Valeurs particulières de la fonction cosinus (cos) :

$$\displaystyle cos(0^{\circ})=cos(0)=1$$

$$\displaystyle cos(30^{\circ})=cos(\frac{\pi}{6})=\frac{\sqrt{3}}{2}$$

$$\displaystyle cos(45^{\circ})=cos(\frac{\pi}{4})=\frac{\sqrt{2}}{2}$$

$$\displaystyle cos(60^{\circ})=cos(\frac{\pi}{3})=\frac{1}{2}$$

$$\displaystyle cos(90^{\circ})=cos(\frac{\pi}{2})=0$$

$$\displaystyle cos(x + 2\pi)=cos(x)$$

La fonction sinus

Valeurs particulières de la fonction sinus (sin) :

$$\displaystyle sin(0^{\circ})=sin(0)=0$$

$$\displaystyle sin(30^{\circ})=sin(\frac{\pi}{6})=\frac{1}{2}$$

$$\displaystyle sin(45^{\circ})=sin(\frac{\pi}{4})=\frac{\sqrt{2}}{2}$$

$$\displaystyle sin(60^{\circ})=sin(\frac{\pi}{3})=\frac{\sqrt{3}}{2}$$

$$\displaystyle sin(90^{\circ})=sin(\frac{\pi}{2})=1$$

$$\displaystyle sin(x + 2\pi)=sin(x)$$

La fonction tangente

Valeurs particulières de la fonction tangente (tan) :

$$\displaystyle tan(0^{\circ})=tan(0)=0$$

$$\displaystyle tan(30^{\circ})=tan(\frac{\pi}{6})=\frac{\sqrt{3}}{3}$$

$$\displaystyle tan(45^{\circ})=tan(\frac{\pi}{4})=1$$

$$\displaystyle tan(60^{\circ})=tan(\frac{\pi}{3})=\sqrt{3}$$

La fonction tangente n'est pas définie en $$\displaystyle \frac{\pi}{2}$$ ($$\displaystyle 90^{\circ}$$).
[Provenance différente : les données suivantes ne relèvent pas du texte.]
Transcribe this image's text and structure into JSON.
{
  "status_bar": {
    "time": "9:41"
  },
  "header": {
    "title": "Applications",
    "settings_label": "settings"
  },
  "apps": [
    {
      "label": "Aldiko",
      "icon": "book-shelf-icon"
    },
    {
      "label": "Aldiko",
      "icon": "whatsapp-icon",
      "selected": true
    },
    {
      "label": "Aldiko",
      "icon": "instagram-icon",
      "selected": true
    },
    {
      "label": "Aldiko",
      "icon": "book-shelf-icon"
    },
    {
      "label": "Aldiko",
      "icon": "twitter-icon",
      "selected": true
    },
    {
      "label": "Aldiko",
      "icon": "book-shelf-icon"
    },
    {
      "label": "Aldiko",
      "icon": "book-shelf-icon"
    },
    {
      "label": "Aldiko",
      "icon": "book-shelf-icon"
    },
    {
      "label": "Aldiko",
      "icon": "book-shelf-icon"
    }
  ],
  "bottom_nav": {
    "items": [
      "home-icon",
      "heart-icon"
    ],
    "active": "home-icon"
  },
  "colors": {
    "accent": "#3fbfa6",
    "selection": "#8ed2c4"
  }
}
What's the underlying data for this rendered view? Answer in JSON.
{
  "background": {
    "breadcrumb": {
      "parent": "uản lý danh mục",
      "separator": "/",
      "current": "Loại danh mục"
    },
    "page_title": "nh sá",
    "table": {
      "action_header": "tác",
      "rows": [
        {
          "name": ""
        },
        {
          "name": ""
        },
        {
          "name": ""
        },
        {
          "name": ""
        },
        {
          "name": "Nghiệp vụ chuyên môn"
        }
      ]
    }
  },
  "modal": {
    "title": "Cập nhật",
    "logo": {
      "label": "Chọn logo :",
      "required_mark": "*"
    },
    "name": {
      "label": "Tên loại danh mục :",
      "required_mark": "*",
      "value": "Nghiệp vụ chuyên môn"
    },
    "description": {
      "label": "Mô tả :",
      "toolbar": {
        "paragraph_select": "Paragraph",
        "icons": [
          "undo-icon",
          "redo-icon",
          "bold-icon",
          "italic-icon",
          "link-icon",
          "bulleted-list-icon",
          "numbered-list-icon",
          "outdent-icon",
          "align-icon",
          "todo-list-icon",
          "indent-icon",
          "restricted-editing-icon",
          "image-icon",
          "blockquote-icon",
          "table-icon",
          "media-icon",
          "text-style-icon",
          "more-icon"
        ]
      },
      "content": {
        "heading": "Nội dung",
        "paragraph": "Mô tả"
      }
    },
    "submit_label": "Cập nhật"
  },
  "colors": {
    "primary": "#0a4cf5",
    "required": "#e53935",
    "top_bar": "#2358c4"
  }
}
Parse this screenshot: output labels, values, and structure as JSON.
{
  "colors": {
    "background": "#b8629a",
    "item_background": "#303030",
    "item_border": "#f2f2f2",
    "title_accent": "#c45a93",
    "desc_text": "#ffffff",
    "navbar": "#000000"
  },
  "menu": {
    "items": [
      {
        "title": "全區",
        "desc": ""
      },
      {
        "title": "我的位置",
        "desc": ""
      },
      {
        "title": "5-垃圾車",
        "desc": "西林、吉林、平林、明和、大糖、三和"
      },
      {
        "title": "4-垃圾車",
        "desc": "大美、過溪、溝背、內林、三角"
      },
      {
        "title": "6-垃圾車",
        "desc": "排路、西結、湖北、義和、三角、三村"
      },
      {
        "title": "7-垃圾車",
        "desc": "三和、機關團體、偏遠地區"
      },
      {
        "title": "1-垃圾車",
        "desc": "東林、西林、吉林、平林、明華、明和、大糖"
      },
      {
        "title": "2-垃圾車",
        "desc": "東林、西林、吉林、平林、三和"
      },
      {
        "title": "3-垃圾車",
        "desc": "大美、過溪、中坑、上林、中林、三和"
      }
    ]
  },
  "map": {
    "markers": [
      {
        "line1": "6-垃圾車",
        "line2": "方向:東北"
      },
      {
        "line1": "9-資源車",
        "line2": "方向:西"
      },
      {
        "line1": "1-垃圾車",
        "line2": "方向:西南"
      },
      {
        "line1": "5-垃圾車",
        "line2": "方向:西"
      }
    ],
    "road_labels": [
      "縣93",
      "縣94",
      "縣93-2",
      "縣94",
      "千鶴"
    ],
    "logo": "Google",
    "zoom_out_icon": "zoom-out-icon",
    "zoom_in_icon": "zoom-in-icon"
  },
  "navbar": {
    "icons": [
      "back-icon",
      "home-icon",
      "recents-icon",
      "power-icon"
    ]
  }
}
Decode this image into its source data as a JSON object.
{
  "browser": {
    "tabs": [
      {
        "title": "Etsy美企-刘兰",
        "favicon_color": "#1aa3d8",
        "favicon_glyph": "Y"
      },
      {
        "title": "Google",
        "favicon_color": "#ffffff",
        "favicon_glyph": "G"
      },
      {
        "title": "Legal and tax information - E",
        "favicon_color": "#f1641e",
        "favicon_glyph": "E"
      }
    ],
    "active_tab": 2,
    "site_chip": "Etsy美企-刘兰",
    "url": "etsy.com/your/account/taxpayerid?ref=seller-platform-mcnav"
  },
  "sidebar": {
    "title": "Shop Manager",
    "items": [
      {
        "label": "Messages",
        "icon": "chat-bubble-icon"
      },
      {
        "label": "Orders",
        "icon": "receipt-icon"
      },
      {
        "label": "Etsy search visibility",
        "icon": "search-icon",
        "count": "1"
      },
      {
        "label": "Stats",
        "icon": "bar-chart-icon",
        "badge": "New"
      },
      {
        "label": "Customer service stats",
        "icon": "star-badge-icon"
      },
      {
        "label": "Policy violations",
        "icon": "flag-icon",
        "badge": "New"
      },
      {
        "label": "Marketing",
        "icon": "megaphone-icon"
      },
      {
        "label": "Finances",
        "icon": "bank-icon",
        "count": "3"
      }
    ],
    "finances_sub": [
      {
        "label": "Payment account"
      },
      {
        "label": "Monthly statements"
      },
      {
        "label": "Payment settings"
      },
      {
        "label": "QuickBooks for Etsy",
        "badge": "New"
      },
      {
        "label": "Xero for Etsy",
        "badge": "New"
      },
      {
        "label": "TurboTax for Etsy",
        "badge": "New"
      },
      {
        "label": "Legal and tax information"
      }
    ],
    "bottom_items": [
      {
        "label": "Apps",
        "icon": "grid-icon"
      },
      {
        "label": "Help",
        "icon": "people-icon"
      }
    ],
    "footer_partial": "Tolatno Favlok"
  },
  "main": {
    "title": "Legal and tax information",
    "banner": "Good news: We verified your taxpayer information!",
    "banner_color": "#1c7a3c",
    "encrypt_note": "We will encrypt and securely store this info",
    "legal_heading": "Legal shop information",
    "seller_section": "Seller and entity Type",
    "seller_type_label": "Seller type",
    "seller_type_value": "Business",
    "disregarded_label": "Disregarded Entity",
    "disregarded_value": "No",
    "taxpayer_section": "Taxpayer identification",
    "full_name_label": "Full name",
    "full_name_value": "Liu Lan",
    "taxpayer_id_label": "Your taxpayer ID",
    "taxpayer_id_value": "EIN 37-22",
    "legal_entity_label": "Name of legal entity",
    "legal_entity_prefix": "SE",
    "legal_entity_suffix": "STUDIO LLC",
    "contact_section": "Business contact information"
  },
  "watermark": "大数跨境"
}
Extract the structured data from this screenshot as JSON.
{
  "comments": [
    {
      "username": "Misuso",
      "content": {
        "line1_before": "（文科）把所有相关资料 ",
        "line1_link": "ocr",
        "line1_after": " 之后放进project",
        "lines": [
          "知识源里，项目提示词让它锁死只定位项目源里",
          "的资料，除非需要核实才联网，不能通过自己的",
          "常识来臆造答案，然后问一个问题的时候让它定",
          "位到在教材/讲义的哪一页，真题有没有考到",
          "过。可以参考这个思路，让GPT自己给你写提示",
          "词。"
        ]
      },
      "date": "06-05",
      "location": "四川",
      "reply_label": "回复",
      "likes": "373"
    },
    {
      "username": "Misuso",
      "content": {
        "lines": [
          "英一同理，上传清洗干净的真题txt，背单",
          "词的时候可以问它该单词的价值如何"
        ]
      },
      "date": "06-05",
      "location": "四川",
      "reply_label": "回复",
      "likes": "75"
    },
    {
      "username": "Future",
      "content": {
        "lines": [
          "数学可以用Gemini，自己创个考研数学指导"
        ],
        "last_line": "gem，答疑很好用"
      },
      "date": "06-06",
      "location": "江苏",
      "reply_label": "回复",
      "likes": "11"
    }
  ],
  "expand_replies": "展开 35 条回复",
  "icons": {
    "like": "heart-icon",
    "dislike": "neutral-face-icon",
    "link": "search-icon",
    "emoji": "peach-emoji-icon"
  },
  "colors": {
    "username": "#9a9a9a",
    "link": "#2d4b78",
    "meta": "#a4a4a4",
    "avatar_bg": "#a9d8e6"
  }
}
$$\displaystyle tan(x + \pi)=tan(x)$$

Relations entre les fonctions trigonométriques

Principales relations entre les fonctions trigonométriques :

$$\displaystyle cos^2(x)+sin^2(x)=1$$

$$\displaystyle tan(x)=\frac{sin(x)}{cos(x)}$$

$$\displaystyle \frac{1}{cos^2(x)}=1+tan^2(x)$$

$$\displaystyle cotan(x)=\frac{1}{tan(x)}$$

$$\displaystyle cotan(x)=\frac{cos(x)}{sin(x)}$$

$$\displaystyle \frac{1}{sin^2(x)}=1+cotan^2(x)$$